Carter put his peanut farm into a blind trust during the presidency – he didn't sell it. An expert told USA TODAY blind trusts allow someone to retain ownership of an asset while transferring management to another person or institution.

<https://www.usatoday.com/story/news/factcheck/2023/02/24/fac...>

The sale happened after Carter left office, with considerable personal debts:

The Carters sold the peanut farm in March 1981, shortly after Carter left office following a failed bid for a second term. Years of drought and changes in warehouse management had left the Carters with more than $1 million of debt at that point...

I'm not sure a blind trust makes particular sense for a specific business as an isolation measure. Contrast with, say, an investment portfolio where management of the portfolio is completely handed over to an independent entity. In that case there's no direct managerial control over the individual investments themselves (save shareholder votes), and the contents of the trust can vary over time.

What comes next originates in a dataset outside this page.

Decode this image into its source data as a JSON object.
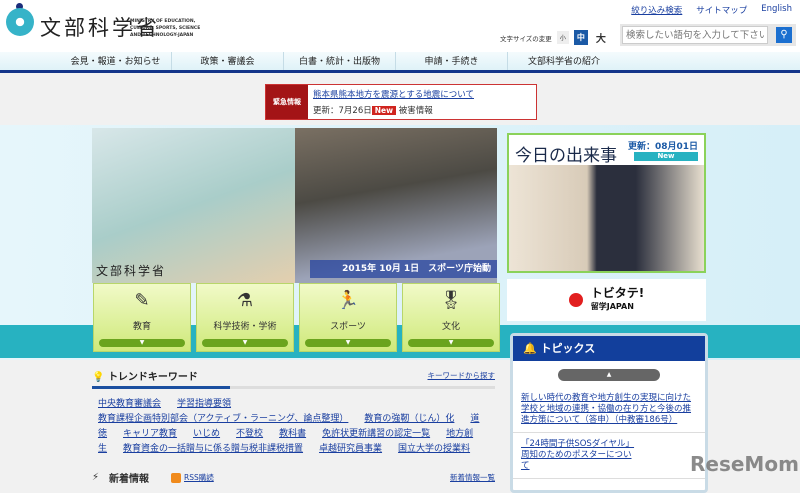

Putting an individual business in a trust strikes me as putting a single item in a bag and then into another bag. You're not abstracting or collectivising, only putting more packaging around it. Maybe there's some managerial distance, but everyone on both sides of that gap knows exactly who ultimately benefits.

(I'm not calling Carter corrupt. He's likely the least corrupt president the US has seen in 50--75 years. I'm saying that this specific measure, well-intentioned as it may have been, was rather empty. It's also immeasurably better than present practices, of course.)